Nel 2021 ho fatto la prima corsa dell’anno alle Strade Bianche, Una bellissima avventura, anche se forse avrei preferito fare qualche gara prima. Ma mi è piaciuta, sono stato soddisfatto. In Belgio sono andato a fare La Panne, corsa tecnica e con il vento. La E3 invece non era adatta a me, tutta la squadra è andata un po’ in difficoltà. Poi è successo quello che è successo, per colpa di due persone. Ci hanno fermato un mese e mezzo per le positività di Spreafico e De Bonis, da lì la squadra ha fatto fatica a rialzarsi. I direttori hanno fatto il massimo per la squadra. Ho cercato di dimostrare il massimo nelle corse che ho potuto fare. Ci sono state tante cancellazioni, anche questo non ha aiutato. Le ultime tre corse da professionista non sono andate bene. Alla gara di casa ho fatto la corsa peggiore che potessi fare. Sono tornato a casa e mi sono chiuso in me stesso. È andata com’è andata, la squadra ha chiuso, io ho cercato di rimediare ma qualcuno ha chiuso e altri erano già pieni. Quindi ho deciso di cambiare strada.

Ma voi sapevate già a maggio che la squadra sarebbe stata chiusa?
No, onestamente tutti pensavamo che la squadra si sarebbe fatta. Ma non è stato possibile, nonostante gli sforzi dei nostri direttori sportivi.

Si legge però un’amarezza che rimane.
A livello personale, il passaggio da professionista è un inizio. Ho cercato di mettere tutte le mie forze per fare qualcosa in più.
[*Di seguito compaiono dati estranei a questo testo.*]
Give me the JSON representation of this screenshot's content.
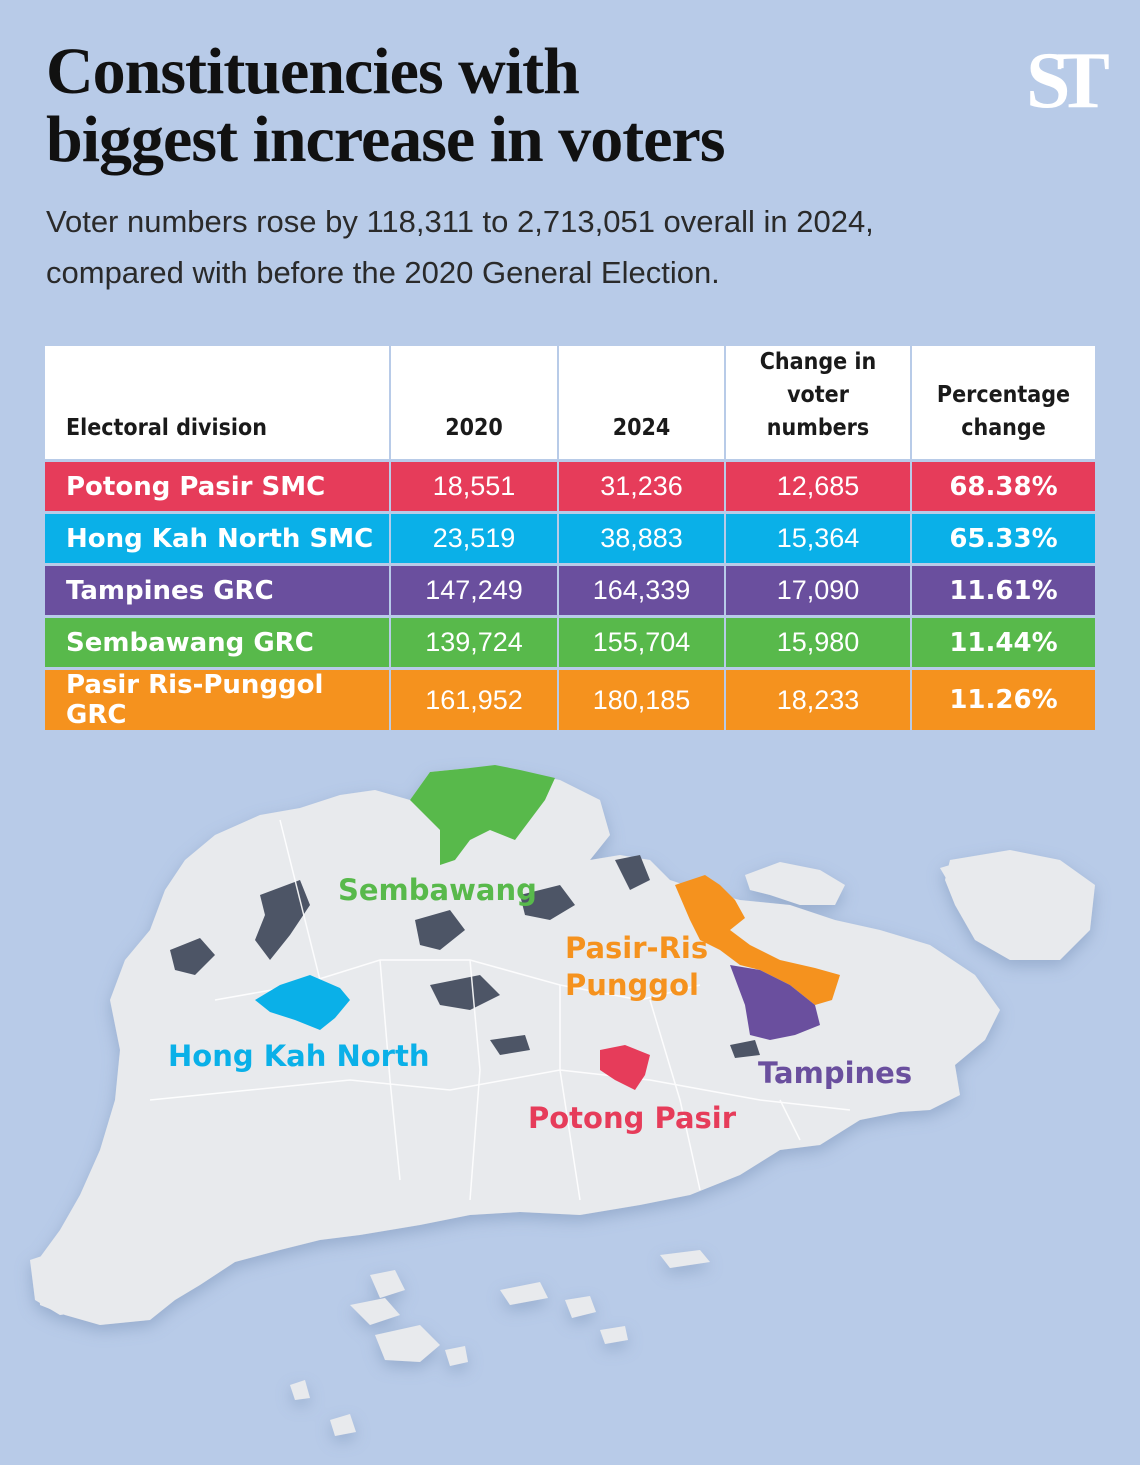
{
  "title_line1": "Constituencies with",
  "title_line2": "biggest increase in voters",
  "subtitle_line1": "Voter numbers rose by 118,311 to 2,713,051 overall in 2024,",
  "subtitle_line2": "compared with before the 2020 General Election.",
  "logo": "ST",
  "table": {
    "headers": {
      "division": "Electoral division",
      "y2020": "2020",
      "y2024": "2024",
      "change_line1": "Change in",
      "change_line2": "voter numbers",
      "pct_line1": "Percentage",
      "pct_line2": "change"
    },
    "rows": [
      {
        "name": "Potong Pasir SMC",
        "v2020": "18,551",
        "v2024": "31,236",
        "change": "12,685",
        "pct": "68.38%",
        "color": "#e63c5a"
      },
      {
        "name": "Hong Kah North SMC",
        "v2020": "23,519",
        "v2024": "38,883",
        "change": "15,364",
        "pct": "65.33%",
        "color": "#0ab0e8"
      },
      {
        "name": "Tampines GRC",
        "v2020": "147,249",
        "v2024": "164,339",
        "change": "17,090",
        "pct": "11.61%",
        "color": "#6a4f9e"
      },
      {
        "name": "Sembawang GRC",
        "v2020": "139,724",
        "v2024": "155,704",
        "change": "15,980",
        "pct": "11.44%",
        "color": "#58b94b"
      },
      {
        "name": "Pasir Ris-Punggol GRC",
        "v2020": "161,952",
        "v2024": "180,185",
        "change": "18,233",
        "pct": "11.26%",
        "color": "#f5921e"
      }
    ]
  },
  "map": {
    "land_color": "#e8eaed",
    "water_color": "#4d5566",
    "labels": {
      "sembawang": "Sembawang",
      "pasir_ris_1": "Pasir-Ris",
      "pasir_ris_2": "Punggol",
      "hong_kah_north": "Hong Kah North",
      "tampines": "Tampines",
      "potong_pasir": "Potong Pasir"
    },
    "colors": {
      "sembawang": "#58b94b",
      "pasir_ris": "#f5921e",
      "hong_kah_north": "#0ab0e8",
      "tampines": "#6a4f9e",
      "potong_pasir": "#e63c5a"
    }
  }
}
La squadra ha avuto difficoltà, che si sono unite insieme. Li ringrazio per avermi fatto passare professionista e avermi fatto fare quest’avventura in Europa e nel mondo. Se non ci fosse stato il Covid, probabilmente sarebbe andata diversamente. Penso a tutti i ragazzi passati nel 2020. Qualcuno è stato fortunato e ha reagito, avendo anche l’occasione di esprimere ciò che poteva. Per le Pro Tour è anche più difficile, non avendo un calendario stabilito e confermato.